A friend came to my office looking miserable. I asked him whether anything was wrong. No, nothing, he answered, but ‘he was not obliged to be happy’. What a terribly wrong answer that was.
You have an ethical obligation to be happy unless you have specific reasons not to be.
Life is a present of immense value, and that is true whether you are religious or not. You are the product of millions of years of evolution. You are an instrument of incredible complexity, allowing you to feel, to think, to see, to smell, to cry and to swear. To be happy or unhappy.

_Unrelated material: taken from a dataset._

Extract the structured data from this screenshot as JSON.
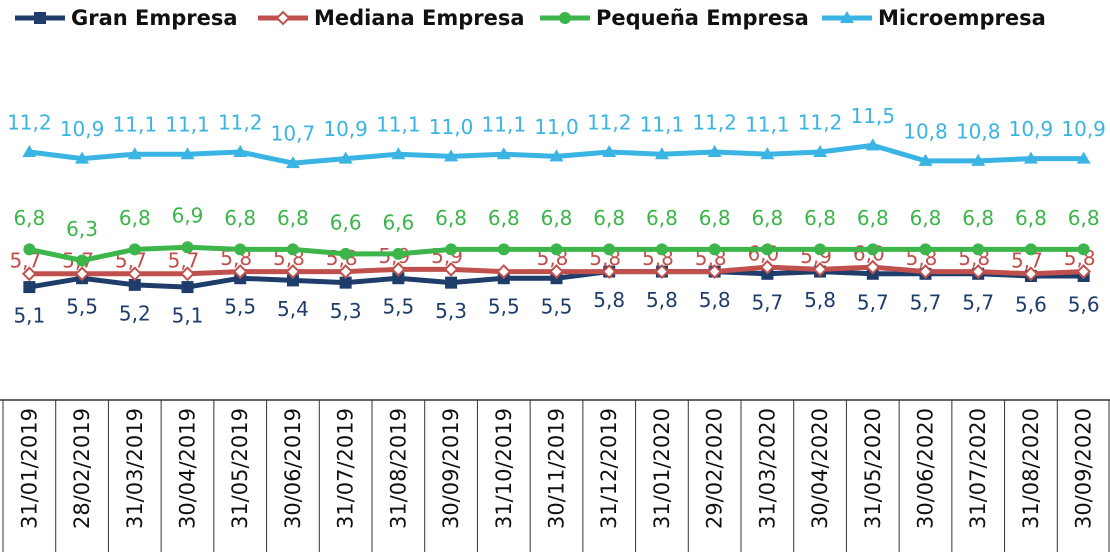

The instrument you are is also a result of amazing luck. That you became exactly you was improbable in the extreme. That exactly your spermatozoid met your egg and became you was more than unlikely. And this luck you have had ever since the start of life. If your mother had not become your mother you would not have become you. If her mother had not become her mother, she would not have become your mother and you would not have become you. And so on, all the way back to the beginning of time. Winning El Gordo is far likelier than you becoming exactly you. You may, ungratefully, argue, ah, but I would have liked to be handsomer, thinner, a genius. But the point is, of course, that then you would not have been you. You would have been someone else, not an improved version of yourself. So you better accept yourself. And you better accept your loved ones as they are, because otherwise they would have been somebody else as well. You might have loved them also, but they would not have been the ones you love now. All of which does not go to say that you should not try to improve yourself, but you should be happy that you are you. And, of course, as Oscar Wilde said, everybody else is already taken.
Kierkegaard proposed that you can lead an aesthetic, ethical or religious life. But I am convinced that whatever of these lives you lead you are under an obligation to be happy. You have been given the most precious of gifts. Do you have proper cause not to appreciate it?